A reader writes: “A lot of columns and blogs start out with ‘a reader writes.’ How do I know if a real reader actually wrote?”
OK, so no reader wrote any such thing.
No doubt a lot of people in this business get real emails and letters with questions, but I’m willing to bet a lot of them are made up.
Please understand that I do not say that any specific writer fabricates communications from readers. Absolutely not. I mean only to point out that it often looks like writers put together a story, and then slap a question atop it to — do what? To give the impression of reader interactivity? To make them seem more popular than they really are? I don’t know.
In an article that begins with a 135-word question from a reader, Geoffrey James writes about cold calling in great detail. I have no doubt that Geoffrey got the inquiry from a reader. But the article surely would stand on its own. Why slap a “reader writes” on it?
A column by Jill Schlesinger begins: “A reader writes: ‘My CD is maturing next month. What are my alternatives in this low interest world?’ I field this question at least once a week and all I can think is, ‘Pity the poor saver!’ It’s undeniably true that Jill gets at least 52 such inquiries from readers every year, but why didn’t she just write about the subject? Skeptics might say that the volume of inquiries was included as evidence of a big, active readership. That is clearly false in Jill’s case, but why invite skepticism?

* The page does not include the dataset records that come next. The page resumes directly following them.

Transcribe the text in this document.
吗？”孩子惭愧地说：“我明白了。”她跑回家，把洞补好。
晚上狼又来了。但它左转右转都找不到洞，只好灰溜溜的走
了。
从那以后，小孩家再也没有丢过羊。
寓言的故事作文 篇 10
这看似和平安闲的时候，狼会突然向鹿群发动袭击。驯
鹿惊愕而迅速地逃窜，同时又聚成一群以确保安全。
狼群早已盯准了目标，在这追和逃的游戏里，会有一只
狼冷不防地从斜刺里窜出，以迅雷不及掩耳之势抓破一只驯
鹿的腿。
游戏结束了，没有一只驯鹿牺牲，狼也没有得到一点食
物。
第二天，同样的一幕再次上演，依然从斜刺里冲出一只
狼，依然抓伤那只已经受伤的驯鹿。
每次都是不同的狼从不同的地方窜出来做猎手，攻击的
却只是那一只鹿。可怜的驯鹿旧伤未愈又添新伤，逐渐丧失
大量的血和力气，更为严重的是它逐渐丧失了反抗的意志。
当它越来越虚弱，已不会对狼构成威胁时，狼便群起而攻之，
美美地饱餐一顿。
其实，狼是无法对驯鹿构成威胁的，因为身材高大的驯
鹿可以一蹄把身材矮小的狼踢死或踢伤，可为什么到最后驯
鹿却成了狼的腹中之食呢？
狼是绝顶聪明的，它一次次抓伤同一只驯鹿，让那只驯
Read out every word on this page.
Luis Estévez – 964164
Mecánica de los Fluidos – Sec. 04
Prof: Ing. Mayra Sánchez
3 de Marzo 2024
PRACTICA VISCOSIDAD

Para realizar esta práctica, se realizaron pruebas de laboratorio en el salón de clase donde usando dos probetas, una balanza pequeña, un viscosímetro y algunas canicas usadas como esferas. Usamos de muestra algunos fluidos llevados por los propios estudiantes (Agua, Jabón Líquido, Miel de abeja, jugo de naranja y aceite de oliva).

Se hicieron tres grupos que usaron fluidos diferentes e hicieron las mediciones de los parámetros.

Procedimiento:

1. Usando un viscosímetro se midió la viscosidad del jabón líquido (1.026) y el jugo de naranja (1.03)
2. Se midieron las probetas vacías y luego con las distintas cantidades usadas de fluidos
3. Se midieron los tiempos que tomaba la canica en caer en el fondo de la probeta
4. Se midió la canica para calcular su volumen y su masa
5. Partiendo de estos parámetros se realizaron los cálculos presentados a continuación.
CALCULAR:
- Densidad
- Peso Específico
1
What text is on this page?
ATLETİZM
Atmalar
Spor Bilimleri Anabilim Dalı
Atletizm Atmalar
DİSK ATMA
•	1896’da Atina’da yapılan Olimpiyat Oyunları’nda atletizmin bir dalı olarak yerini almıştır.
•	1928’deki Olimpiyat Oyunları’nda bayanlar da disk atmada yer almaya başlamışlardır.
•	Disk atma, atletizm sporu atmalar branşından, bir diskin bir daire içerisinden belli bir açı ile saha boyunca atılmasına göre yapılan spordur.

A few years ago in the Los Angeles Times, Michael Hiltzik wrote a perfectly good explanation of how the California state budget had closely tracked inflation and population growth. He topped it with a “reader writes,” and also reported in the story that he had received “scores of e-mails” expressing similar sentiment.
Obviously, Michael received the quoted communication and the scores of other e-mails that he mentioned. But, again: Why use this device?
To that, a reader might write: “‘A reader writes’ implies that a writer needs a nudge. Leaving it out might suggest that the writer is one-way, not interested in engaging his readership. He’s doomed both ways.”
To which I would reply, “Making your stories read like Dear Prudence does nothing to buttress your standing in the journalistic world or in the opinion of your readers. Leave out the ‘a reader writes.’”
It is proper for editors to be wary of this approach. If a story starts with “a reader writes,” it’s a good idea to ask to see the letter or e-mail, if only to check to make sure it has been transcribed properly.
Be prepared for objections. I have tried this several times over the years, with extremely limited success. I’ve done better with recasting stories to make readers’ inquiries unnecessary. One might say that leaving them out makes a story more authoritative, or, at least, that’s what I’ve told writers.